A young, mustachioed man is pulling a makeshift raft across the quiet river via two ropes connecting the countries. The crossing costs 4 quetzales, 10 pesos or 50 U.S. cents. The raft captain says that nearby migration officials rarely intervene.
But the impression that Mexico is lax on migrants disappears as you head just a little north.
“They put up lots of checkpoints,” says Gustavo Rivera, a bus driver shuttling between Mexico’s southeastern border and the nearest city, Tapachula. “Immigration [agents], federal police, soldiers, local police. I don’t get many migrants on the bus anymore because of the checkpoints.”
President Trump singled out a group of families from Guatemala, Honduras and El Salvador heading to the United States as evidence that “Mexico is doing very little, if not nothing,” to stop immigration.
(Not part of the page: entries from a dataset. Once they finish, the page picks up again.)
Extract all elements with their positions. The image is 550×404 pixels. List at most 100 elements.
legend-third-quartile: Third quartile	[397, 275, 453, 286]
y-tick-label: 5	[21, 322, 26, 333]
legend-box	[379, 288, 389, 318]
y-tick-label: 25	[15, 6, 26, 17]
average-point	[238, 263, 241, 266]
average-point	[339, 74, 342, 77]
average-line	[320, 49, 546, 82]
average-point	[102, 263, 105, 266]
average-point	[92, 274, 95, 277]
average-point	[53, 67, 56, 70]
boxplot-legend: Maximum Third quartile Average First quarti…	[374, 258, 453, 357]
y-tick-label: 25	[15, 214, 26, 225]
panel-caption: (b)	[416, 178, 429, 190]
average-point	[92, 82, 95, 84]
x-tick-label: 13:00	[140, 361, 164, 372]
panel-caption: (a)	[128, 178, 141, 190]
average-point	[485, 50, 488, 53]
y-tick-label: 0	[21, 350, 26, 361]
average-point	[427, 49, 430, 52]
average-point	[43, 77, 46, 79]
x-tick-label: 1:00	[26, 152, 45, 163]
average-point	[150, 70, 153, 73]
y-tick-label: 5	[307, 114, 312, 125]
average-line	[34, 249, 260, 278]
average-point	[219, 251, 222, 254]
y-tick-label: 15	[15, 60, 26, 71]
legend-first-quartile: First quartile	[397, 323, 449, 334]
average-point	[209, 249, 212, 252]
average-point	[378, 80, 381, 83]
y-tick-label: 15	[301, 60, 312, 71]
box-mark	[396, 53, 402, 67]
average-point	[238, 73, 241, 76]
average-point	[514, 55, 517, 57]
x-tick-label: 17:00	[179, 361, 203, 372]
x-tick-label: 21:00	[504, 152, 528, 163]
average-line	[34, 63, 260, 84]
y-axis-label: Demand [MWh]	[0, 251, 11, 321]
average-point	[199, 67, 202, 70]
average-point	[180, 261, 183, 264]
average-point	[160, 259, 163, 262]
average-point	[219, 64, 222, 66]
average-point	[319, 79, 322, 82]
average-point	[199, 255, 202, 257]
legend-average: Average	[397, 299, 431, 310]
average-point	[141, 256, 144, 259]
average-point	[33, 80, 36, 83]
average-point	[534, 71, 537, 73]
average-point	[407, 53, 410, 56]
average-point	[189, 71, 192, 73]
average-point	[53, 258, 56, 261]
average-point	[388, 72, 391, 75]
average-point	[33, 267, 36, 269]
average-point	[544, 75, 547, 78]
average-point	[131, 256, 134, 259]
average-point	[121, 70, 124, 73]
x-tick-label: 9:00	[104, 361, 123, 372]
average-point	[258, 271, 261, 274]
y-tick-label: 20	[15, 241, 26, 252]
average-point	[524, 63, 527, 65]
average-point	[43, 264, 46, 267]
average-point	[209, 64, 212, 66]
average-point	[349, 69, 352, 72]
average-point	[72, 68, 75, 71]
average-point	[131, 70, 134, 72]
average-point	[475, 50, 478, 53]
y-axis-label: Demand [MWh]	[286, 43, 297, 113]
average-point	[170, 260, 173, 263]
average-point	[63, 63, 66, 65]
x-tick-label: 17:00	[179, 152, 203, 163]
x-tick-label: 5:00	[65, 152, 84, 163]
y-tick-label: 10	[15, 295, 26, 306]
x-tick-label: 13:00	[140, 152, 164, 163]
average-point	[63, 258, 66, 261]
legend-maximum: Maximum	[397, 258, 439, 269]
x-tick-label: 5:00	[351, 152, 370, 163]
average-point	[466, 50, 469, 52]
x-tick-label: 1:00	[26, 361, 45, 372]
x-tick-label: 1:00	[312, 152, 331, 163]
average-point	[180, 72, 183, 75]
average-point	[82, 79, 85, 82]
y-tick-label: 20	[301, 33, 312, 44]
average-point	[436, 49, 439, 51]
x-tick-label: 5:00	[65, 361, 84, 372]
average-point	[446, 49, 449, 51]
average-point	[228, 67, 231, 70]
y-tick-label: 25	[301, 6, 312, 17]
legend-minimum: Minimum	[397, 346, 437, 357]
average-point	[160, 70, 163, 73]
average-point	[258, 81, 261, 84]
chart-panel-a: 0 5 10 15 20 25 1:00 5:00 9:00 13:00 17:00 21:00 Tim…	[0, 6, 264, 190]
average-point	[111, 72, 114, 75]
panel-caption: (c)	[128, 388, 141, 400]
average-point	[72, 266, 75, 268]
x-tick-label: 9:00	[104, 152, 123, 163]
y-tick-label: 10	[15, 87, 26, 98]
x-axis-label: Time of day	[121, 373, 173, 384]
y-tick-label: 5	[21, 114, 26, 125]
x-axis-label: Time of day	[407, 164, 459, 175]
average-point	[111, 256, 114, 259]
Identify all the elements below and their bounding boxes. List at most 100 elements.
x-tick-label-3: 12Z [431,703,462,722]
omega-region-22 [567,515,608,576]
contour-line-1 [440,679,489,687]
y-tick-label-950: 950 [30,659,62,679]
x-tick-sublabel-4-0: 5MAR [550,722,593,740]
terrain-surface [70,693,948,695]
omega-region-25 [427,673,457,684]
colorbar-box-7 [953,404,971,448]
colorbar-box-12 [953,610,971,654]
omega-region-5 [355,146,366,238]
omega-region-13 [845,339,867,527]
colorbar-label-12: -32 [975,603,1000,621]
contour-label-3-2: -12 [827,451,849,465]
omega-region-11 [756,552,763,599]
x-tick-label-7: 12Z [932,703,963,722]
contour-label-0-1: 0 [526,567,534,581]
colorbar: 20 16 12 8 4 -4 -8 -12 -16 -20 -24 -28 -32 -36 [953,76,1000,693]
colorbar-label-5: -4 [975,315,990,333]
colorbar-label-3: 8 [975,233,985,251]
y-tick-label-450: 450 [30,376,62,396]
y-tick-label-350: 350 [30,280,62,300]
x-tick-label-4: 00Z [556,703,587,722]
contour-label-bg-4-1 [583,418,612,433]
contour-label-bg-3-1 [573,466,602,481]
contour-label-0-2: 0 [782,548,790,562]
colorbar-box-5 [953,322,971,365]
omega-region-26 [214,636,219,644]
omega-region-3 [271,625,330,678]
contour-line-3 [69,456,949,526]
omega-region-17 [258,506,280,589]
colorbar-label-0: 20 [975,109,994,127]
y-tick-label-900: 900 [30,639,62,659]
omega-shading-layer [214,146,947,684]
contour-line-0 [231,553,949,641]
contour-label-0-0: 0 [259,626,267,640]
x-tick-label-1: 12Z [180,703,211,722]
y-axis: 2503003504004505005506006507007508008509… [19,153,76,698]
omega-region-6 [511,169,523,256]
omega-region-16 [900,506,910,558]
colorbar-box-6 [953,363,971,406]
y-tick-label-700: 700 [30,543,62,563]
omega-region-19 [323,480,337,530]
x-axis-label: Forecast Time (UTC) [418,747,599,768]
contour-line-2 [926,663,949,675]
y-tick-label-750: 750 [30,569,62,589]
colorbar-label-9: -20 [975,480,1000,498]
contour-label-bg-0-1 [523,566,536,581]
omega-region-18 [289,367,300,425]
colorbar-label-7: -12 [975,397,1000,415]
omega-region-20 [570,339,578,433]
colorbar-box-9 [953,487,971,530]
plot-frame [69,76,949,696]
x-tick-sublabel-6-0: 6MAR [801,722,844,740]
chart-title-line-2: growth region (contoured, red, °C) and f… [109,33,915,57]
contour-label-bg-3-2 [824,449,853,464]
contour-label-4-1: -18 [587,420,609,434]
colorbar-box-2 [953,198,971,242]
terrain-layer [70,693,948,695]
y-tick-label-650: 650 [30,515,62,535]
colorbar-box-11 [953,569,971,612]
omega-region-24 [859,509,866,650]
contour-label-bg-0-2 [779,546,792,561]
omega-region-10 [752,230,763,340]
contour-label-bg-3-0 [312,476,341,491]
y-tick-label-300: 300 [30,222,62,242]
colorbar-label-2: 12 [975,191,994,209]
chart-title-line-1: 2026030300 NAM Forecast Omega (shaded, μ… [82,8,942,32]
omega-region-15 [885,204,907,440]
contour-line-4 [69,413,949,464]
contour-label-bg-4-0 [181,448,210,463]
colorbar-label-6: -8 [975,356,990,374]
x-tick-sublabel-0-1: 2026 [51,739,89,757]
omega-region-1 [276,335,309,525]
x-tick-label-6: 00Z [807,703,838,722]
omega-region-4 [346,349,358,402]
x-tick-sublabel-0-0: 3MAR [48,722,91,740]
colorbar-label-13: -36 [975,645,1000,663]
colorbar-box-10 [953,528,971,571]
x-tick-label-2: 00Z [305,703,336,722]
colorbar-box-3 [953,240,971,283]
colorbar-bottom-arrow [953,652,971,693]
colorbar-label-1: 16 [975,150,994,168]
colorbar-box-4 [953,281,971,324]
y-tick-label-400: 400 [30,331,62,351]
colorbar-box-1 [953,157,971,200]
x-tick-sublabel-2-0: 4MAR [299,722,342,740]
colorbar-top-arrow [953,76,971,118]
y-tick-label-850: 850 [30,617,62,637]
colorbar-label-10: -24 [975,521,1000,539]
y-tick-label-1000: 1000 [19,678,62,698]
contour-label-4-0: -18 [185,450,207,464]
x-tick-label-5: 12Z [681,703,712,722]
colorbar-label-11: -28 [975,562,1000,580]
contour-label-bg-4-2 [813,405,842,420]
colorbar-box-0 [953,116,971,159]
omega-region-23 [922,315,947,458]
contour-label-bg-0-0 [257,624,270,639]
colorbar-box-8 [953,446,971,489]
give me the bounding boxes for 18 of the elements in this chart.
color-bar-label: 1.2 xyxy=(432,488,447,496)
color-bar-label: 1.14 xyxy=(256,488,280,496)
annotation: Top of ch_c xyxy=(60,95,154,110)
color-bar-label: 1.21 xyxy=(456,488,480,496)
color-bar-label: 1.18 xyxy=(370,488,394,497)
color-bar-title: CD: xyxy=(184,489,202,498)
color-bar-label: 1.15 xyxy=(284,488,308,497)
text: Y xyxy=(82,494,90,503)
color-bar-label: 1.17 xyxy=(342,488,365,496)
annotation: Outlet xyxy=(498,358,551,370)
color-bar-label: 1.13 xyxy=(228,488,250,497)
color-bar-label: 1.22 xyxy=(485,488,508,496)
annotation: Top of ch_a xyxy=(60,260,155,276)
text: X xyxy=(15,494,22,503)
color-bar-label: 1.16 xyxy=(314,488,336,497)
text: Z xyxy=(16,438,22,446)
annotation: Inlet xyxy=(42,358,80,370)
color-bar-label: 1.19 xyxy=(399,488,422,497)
But Mexico has actually assembled an aggressive enforcement strategy, with U.S. backing.
The strategy tightened up in 2014, shortly after American officials declared a crisis over the arrival of large numbers of Central American children at the U.S. border. The U.S. began funding Mexico’s immigration crackdown with the Southern Border Plan.
Rather than amassing troops on its border with Guatemala, Mexico stations migration agents, local and federal police, soldiers and marines to create a kind of containment zone in Chiapas state. With roving checkpoints and raids, Mexican migration agents have formed a formidable deportation force. Since the Southern Border Plan launched, Mexico has deported more than half a million Central Americans, including almost 82,000 last year, according to data from Mexico’s Interior Department. Since 2015, Mexico has deported more Central Americans annually than U.S. authorities have, in some years more than twice as many.
It’s such an effective force that even some government officials try to give migrants workarounds.